Japanese tsunami cracked ice shelf in Antarctica

Scientists have linked a massive earthquake and the subsequent Tohoku tsunami off the coast of Japan to the creation of large icebergs a hemisphere away.

Kelly Brunt, a cryosphere specialist at NASA’s Goddard Space Flight Center, recently confirmed that the March 2011 tsunami was responsible for the calving of icebergs from the Sulzberger Ice Shelf in Antarctica.

According to Brunt, the birth of an iceberg can occur in any number of ways, but after the tsunami, scientists observed new icebergs (about two times the surface area of Manhattan) floating off to sea shortly after the sea swell of the tsunami reached Antarctica.

“In the past we’ve had calving events where we’ve looked for the source. It’s a reverse scenario – we see a calving and we go looking for a source,” she explained.

“We knew right away this was one of the biggest events in recent history – we knew there would be enough swell. And this time we had a source.”

Indeed, scientists first speculated in the 1970s that repeated flexing of an ice shelf – a floating extension of a glacier or ice sheet that sits on land – by waves could cause icebergs to break off. 

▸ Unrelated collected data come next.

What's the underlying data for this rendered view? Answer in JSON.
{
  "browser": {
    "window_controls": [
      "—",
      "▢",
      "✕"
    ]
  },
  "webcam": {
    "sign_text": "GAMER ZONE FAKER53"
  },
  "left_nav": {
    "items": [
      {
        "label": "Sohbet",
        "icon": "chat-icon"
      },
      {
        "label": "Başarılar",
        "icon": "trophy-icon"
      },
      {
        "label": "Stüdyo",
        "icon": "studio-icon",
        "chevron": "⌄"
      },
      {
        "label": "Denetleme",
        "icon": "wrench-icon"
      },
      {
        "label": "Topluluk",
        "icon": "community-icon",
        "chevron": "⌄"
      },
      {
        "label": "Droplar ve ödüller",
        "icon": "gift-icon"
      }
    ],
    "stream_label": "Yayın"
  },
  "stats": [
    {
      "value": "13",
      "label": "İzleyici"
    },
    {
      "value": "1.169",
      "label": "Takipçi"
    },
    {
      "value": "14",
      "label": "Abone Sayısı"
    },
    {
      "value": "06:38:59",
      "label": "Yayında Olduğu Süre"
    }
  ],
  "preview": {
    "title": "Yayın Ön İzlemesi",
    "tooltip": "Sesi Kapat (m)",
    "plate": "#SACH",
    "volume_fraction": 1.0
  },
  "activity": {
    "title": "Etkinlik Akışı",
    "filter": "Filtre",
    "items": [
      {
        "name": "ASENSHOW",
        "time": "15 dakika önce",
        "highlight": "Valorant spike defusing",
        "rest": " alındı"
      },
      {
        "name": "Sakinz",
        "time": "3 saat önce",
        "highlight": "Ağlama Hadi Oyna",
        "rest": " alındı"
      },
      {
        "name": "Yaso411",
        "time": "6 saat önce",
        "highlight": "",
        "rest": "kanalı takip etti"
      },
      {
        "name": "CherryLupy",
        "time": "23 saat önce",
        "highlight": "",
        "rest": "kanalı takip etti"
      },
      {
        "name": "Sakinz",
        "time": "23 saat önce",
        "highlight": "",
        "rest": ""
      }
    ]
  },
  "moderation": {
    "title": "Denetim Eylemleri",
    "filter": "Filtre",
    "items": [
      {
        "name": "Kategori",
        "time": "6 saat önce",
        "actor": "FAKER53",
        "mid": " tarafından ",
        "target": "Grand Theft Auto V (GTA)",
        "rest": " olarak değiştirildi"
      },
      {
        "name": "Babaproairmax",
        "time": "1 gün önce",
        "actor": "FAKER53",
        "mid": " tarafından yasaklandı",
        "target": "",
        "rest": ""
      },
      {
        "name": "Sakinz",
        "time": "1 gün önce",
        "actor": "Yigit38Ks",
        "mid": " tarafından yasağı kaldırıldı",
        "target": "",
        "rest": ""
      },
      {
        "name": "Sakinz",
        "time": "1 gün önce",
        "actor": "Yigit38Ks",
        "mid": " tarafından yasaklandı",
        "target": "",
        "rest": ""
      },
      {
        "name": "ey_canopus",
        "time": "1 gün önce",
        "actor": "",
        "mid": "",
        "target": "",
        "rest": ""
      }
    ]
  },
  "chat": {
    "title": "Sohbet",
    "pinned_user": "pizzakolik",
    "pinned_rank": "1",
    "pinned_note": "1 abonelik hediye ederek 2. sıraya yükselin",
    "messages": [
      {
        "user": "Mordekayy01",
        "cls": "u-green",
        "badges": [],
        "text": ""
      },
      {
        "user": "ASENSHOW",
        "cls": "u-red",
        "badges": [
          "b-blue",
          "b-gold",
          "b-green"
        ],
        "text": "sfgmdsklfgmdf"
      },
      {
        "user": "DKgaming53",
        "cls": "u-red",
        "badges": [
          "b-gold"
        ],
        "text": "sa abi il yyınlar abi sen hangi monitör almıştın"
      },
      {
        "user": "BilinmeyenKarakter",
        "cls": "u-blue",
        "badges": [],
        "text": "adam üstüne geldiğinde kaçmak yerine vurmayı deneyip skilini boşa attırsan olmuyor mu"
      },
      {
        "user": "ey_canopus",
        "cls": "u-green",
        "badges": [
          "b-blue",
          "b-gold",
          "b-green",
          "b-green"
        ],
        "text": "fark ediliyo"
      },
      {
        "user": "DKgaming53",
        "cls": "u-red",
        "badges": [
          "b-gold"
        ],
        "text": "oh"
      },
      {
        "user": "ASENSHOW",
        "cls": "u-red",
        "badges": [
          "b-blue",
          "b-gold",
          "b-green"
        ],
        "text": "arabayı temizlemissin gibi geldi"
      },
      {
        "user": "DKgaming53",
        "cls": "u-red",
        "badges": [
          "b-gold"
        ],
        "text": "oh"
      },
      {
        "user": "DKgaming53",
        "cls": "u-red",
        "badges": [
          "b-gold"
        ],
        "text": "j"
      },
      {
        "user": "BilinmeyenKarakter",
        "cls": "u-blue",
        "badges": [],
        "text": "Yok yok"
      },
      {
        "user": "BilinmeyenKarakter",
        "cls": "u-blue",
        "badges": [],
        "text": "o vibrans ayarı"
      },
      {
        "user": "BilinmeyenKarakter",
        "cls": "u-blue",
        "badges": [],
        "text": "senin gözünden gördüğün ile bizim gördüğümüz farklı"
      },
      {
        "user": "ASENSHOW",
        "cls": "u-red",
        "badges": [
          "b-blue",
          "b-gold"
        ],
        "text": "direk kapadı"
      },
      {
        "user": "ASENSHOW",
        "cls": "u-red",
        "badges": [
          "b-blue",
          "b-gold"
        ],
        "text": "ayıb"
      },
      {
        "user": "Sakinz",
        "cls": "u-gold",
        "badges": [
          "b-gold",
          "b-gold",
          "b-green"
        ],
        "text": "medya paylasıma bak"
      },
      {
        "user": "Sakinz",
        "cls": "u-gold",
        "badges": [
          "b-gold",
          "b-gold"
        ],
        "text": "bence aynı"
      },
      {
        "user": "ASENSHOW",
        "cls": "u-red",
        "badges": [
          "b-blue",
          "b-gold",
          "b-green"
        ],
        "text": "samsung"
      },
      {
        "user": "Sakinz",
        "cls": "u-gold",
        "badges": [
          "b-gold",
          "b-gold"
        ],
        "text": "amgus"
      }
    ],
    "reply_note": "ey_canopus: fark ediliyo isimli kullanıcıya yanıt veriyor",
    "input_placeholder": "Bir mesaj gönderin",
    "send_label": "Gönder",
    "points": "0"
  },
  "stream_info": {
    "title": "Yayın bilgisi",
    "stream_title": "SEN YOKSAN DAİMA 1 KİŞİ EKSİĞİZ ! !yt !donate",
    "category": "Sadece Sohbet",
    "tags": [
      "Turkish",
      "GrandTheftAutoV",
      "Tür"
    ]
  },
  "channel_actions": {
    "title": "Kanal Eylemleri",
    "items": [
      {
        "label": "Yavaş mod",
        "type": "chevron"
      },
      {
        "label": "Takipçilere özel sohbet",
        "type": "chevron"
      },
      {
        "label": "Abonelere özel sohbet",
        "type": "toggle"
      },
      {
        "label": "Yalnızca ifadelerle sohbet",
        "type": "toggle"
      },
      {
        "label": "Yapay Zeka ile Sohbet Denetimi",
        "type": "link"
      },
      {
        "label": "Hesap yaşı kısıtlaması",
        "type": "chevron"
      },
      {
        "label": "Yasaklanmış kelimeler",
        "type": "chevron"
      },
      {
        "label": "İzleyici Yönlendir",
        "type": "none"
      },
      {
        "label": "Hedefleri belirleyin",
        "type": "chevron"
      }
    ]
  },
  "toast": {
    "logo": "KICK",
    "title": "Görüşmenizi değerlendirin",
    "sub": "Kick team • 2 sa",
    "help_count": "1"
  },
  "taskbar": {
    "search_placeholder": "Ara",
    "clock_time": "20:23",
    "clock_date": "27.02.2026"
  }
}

The swell was likely only about a foot high (30 cm) when it reached the Sulzberger shelf.

But the consistency of the waves created enough stress to cause the calving. This particular stretch of floating ice shelf is about 260 feet (80 meters) thick, from its exposed surface to its submerged base.

“I didn’t have strong expectations either way whether we’d be able to see something. The fastest imagery I could get to was from MODIS Rapid Response, but it was pretty cloudy,” Brunt said. 

“So I was more pessimistic that it would be too cloudy and we couldn’t see anything. Then, there was literally one image where the clouds cleared, and you could see a calving event.”

A closer look with synthetic aperture radar data from the European Space Agency satellite, Envisat, which can penetrate clouds, found images of two moderate-sized icebergs – with more, smaller bergs in their wake. 

The largest iceberg was about four by six miles in surface area – itself about equal to the surface area of one Manhattan. All the ice surface together about equaled two Manhattans.